MacArthur Foundation says it intends to incorporate gender equity and social inclusion into its ‘On Nigeria’ anti-corruption project.
This was disclosed in a joint statement issued on its website on Thursday by Kole Shettima and Erin Sines, co-directors of the ‘On Nigeria’ project.
The organisation said there is an urgent need for participation against corruption and an inclusion of all voices.
The foundation said it has diversity, equity, and inclusion as core values and hopes to now publicly get its grantee partners to incorporate same in their workplace.
“Going into the second and final phase of the On Nigeria strategy with this context, the need for transparency, accountability, and participation against corruption is as urgent as ever,” the statement read.
“Similarly, a more public and renewed focus on ensuring that all voices are heard feels critical and overdue.
“Our team has always held diversity, equity, and inclusion as values (and as a Foundation, we recently defined and affirmed our values). We have always been attentive to the representation and gender balance in our meetings, recruitment, and grantmaking. However, we did not talk about this very much externally—or enough internally.
“We did not express it publicly as a value, nor did we ask grantee partners whether and how they think about equity in their work.”
The foundation said it has added a gender equity and social inclusion (GESI) approach to its strategy to devise ways of improving gender equity and social inclusion in its anti-corruption fight.
It added that corruption has led to funds for public sector being siphoned leaving women who use these public services vulnerable.
“In line with the Foundation’s commitment to the Just Imperative, which calls for us to lead with justice, we knew we needed to be more public about our commitment to diversity, equity, and inclusion in the Nigerian context and within our team,” the foundation said.

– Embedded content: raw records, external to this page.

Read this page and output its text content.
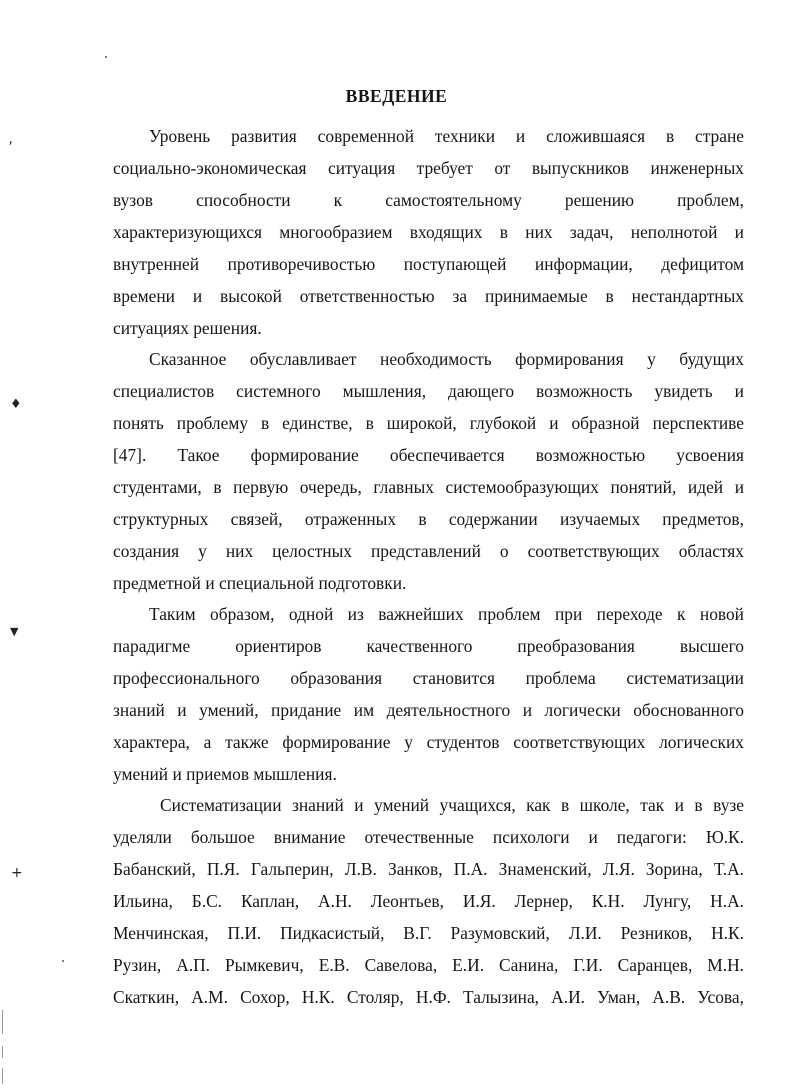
⸴
♦
▼
+
ВВЕДЕНИЕ
Уровень развития современной техники и сложившаяся в стране
социально-экономическая ситуация требует от выпускников инженерных
вузов способности к самостоятельному решению проблем,
характеризующихся многообразием входящих в них задач, неполнотой и
внутренней противоречивостью поступающей информации, дефицитом
времени и высокой ответственностью за принимаемые в нестандартных
ситуациях решения.
Сказанное обуславливает необходимость формирования у будущих
специалистов системного мышления, дающего возможность увидеть и
понять проблему в единстве, в широкой, глубокой и образной перспективе
[47]. Такое формирование обеспечивается возможностью усвоения
студентами, в первую очередь, главных системообразующих понятий, идей и
структурных связей, отраженных в содержании изучаемых предметов,
создания у них целостных представлений о соответствующих областях
предметной и специальной подготовки.
Таким образом, одной из важнейших проблем при переходе к новой
парадигме ориентиров качественного преобразования высшего
профессионального образования становится проблема систематизации
знаний и умений, придание им деятельностного и логически обоснованного
характера, а также формирование у студентов соответствующих логических
умений и приемов мышления.
Систематизации знаний и умений учащихся, как в школе, так и в вузе
уделяли большое внимание отечественные психологи и педагоги: Ю.К.
Бабанский, П.Я. Гальперин, Л.В. Занков, П.А. Знаменский, Л.Я. Зорина, Т.А.
Ильина, Б.С. Каплан, А.Н. Леонтьев, И.Я. Лернер, К.Н. Лунгу, Н.А.
Менчинская, П.И. Пидкасистый, В.Г. Разумовский, Л.И. Резников, Н.К.
Рузин, А.П. Рымкевич, Е.В. Савелова, Е.И. Санина, Г.И. Саранцев, М.Н.
Скаткин, А.М. Сохор, Н.К. Столяр, Н.Ф. Талызина, А.И. Уман, А.В. Усова,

“So, we added a formal gender equity and social inclusion (GESI) approach to our strategy. Our external evaluation and learning partner, EnCompass, helped us to incorporate it into our strategy and developed measures that will tell us if we are, in fact, working in a way that improves gender equity and social inclusion as we strive to reduce corruption.
“For example, corruption siphons funds from the public sector and tax base, leaving fewer resources to invest in health, education, and other critical public services that women tend to use more than men. In many places, poorer women tend to use public services even more, making them particularly vulnerable to corruption.
“To start, we agreed that we would prioritize diversity, equity, and inclusion across gender, generation, ability, ethnicity, and faith.
“We are also eager to see how GESI enhances our anti-corruption, accountability, transparency, and participation outcomes.”